A skeleton forest, the white cedar swamp at the mouth of the Blackbird that Shell wanted to dredge, is the sole New Castle County remnant of Atlantic white cedar. In 1878, the Blackbird, once primarily fresh water, now a tidal marsh, with an abundant growth of cedars, changed in character literally overnight when, during a fall hurricane, what the locals called a tidal wave breached the barrier beach, inundating the cedars. The previously protected inner marshes have since been subject to tidal action and salinity. The slow meandering of the Blackbird Creek from its headwaters in the Blackbird State Forest is the prime factor in keeping the water pristine.

Three bald eagle nests are located near where the Blackbird meets the Delaware River. There, on Mill Island “Before the Revolutionary War, the Tidewater Mill ground grain and timber,” said Dukes.

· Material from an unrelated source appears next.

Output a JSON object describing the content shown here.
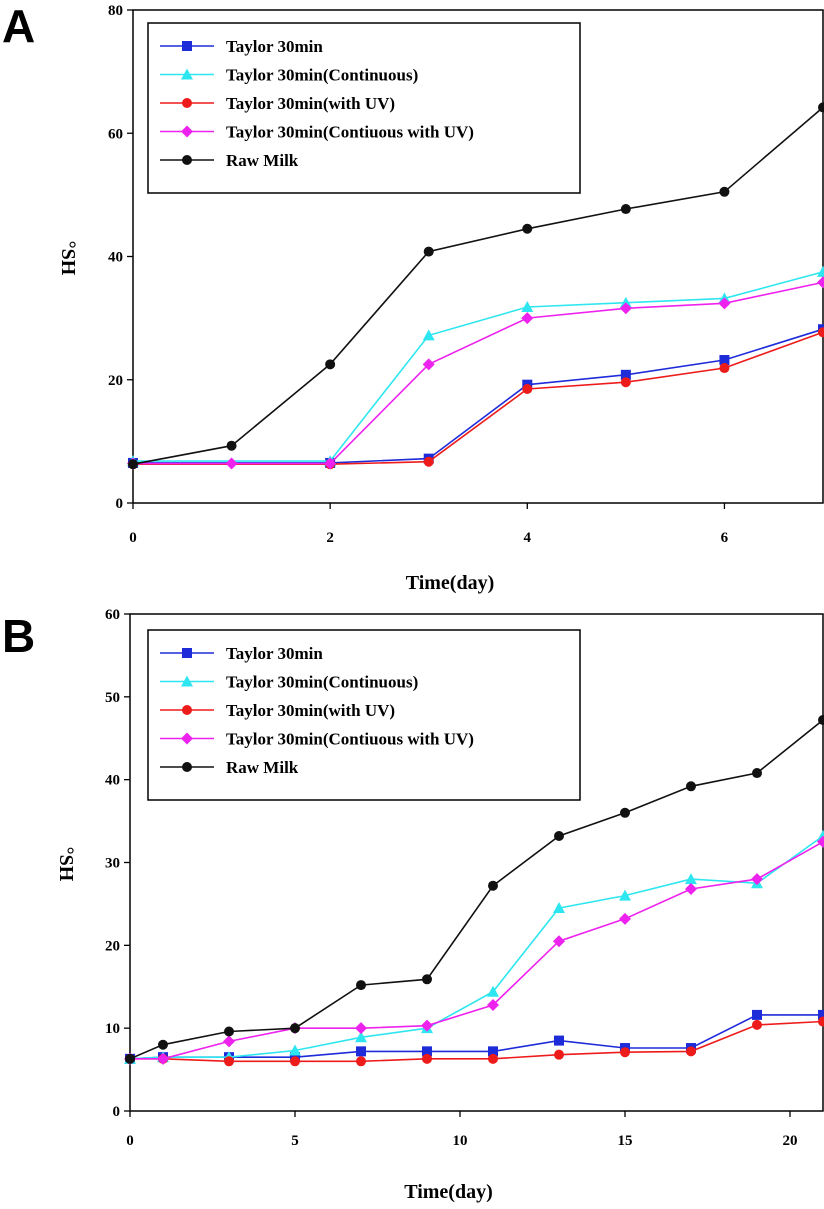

The Dukes Farm at Taylor Bridge

The Dukes Farm at Taylor’s Bridge

Jack Dukes committed land early to permanent farmland preservation. And in 1987 the U.S. Department of Agriculture designated the Dukes farm a National Bicentennial Farm. To be so designated, the farm must be in the family for 200 years, and not all such farms are chosen. They must meet additional standpoints.

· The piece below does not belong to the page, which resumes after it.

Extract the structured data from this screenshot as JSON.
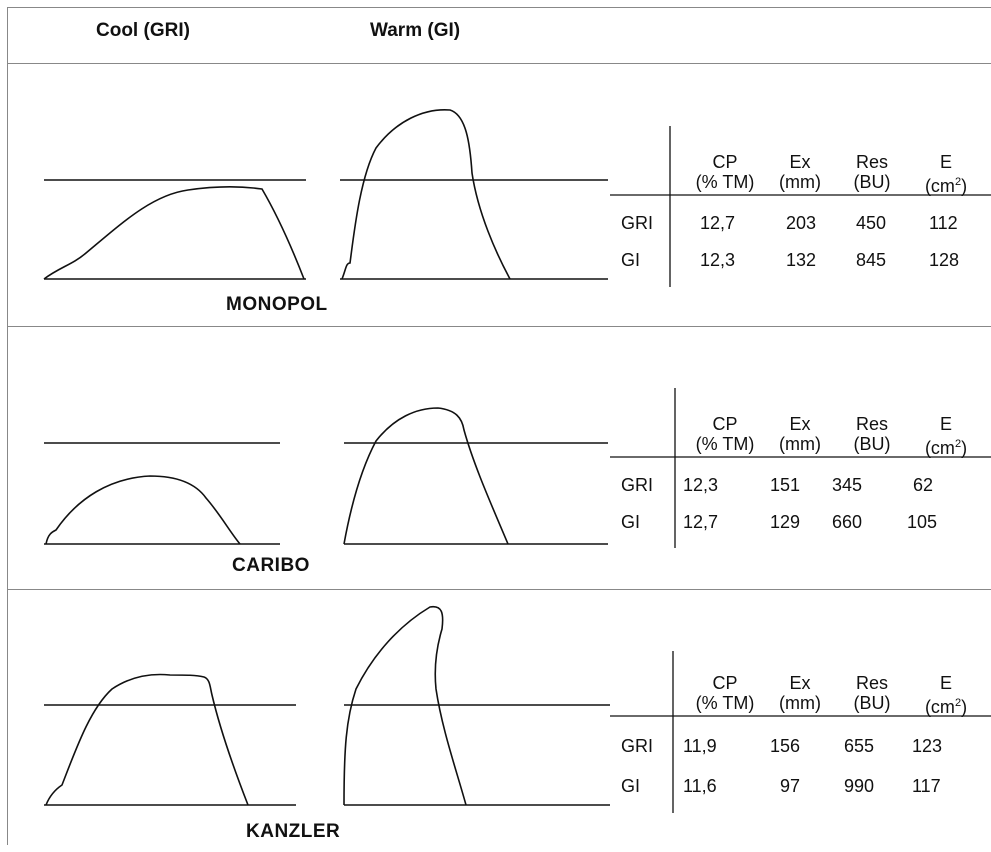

“It’s a magical place down there on the Blackbird,” said Rusty Harvey. “I’ve never seen anything like it. The long flight of the red knot [in the spring from Chile to the Arctic to breed] amazes me. They stop in this area to feed on horseshoe crab eggs and double their body weight. It took me damn near ten years to do that.”

—Samantha Mozart

Cattails among the Phragmites

Cattails among the Phragmites

 

Sadly, Rusty Harvey passed away unexpectedly in May 2010, and we lost

Jack Dukes in March 2009. He was an eighth generation farmer on the family farm at Taylor’s Bridge and was an avid hunter, trapper and conservationist.

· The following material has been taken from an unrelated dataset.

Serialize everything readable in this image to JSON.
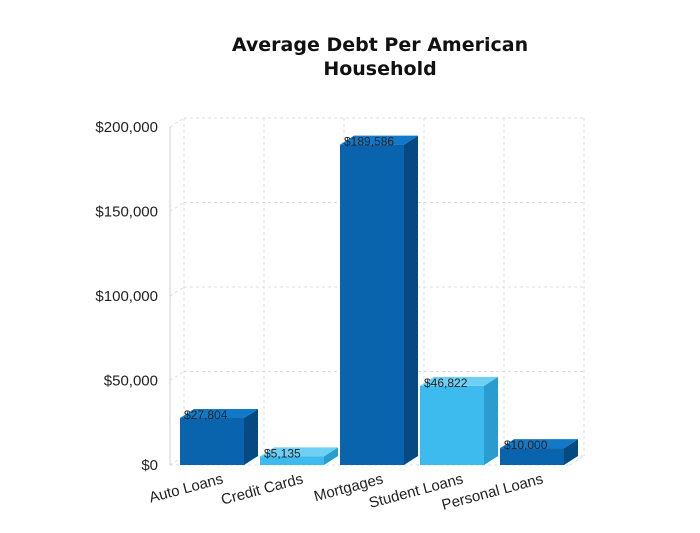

Gov. Russell W. Peterson passed away in February 2011.

To learn more about Delaware Wild Lands, visit www.delawarewildlands.org or see them on Facebook.

I excerpted and edited this story from a story I published in the December 2007 issue of Middletown Life Magazine, “The Blackbird: The View from Taylor’s Bridge.”

I thank my friend Michael Oates (302 Stories), Emmy-winning video documentarian, for connecting me to the research sources he used for his beautiful video documentary, “The Blackbird.” Through Mike’s generosity, I had the honor of meeting Rusty Harvey, Jack Dukes and other tireless wild lands preservationists, so I could write this story of the inception and continuing efforts to preserve the land and our environment under the Coastal Zone Act.

 

4 Responses to The View from Taylor’s Bridge — The Delaware Wild Lands Perspective

  1. Robert Price says:

    Like!

  2. Susan Scott says:

    O thank heavens for those hardy folks who did all they could to preserve the natural wetlands and marshes! My metaphorical hat is tipped towards them and I bow before such fine folk.
    Lovely post thank you Samantha and the photographs are beautiful!

    • sammozart says:

      Yes, I cannot thank them enough, Susan. They fought for many years what felt to them like a losing battle. But they stuck to it, despite how it could hurt their careers. Delaware’s was the first Coastal Zone Act in the States. It set the precedent; but, despite that, there are lots of loopholes making it easy for a developer or a manufacturer (chemicals, oil and the like) to worm their way in; so the vigilance and efforts to protect the environment are ongoing, involving lots of legal disputes.

      Thanks. And I could spend days there along the Blackbird, and its neighboring creek through the marshlands, the Appoquinimink, taking photos. It IS a beautiful, pristine, area, that hopefully will remain so.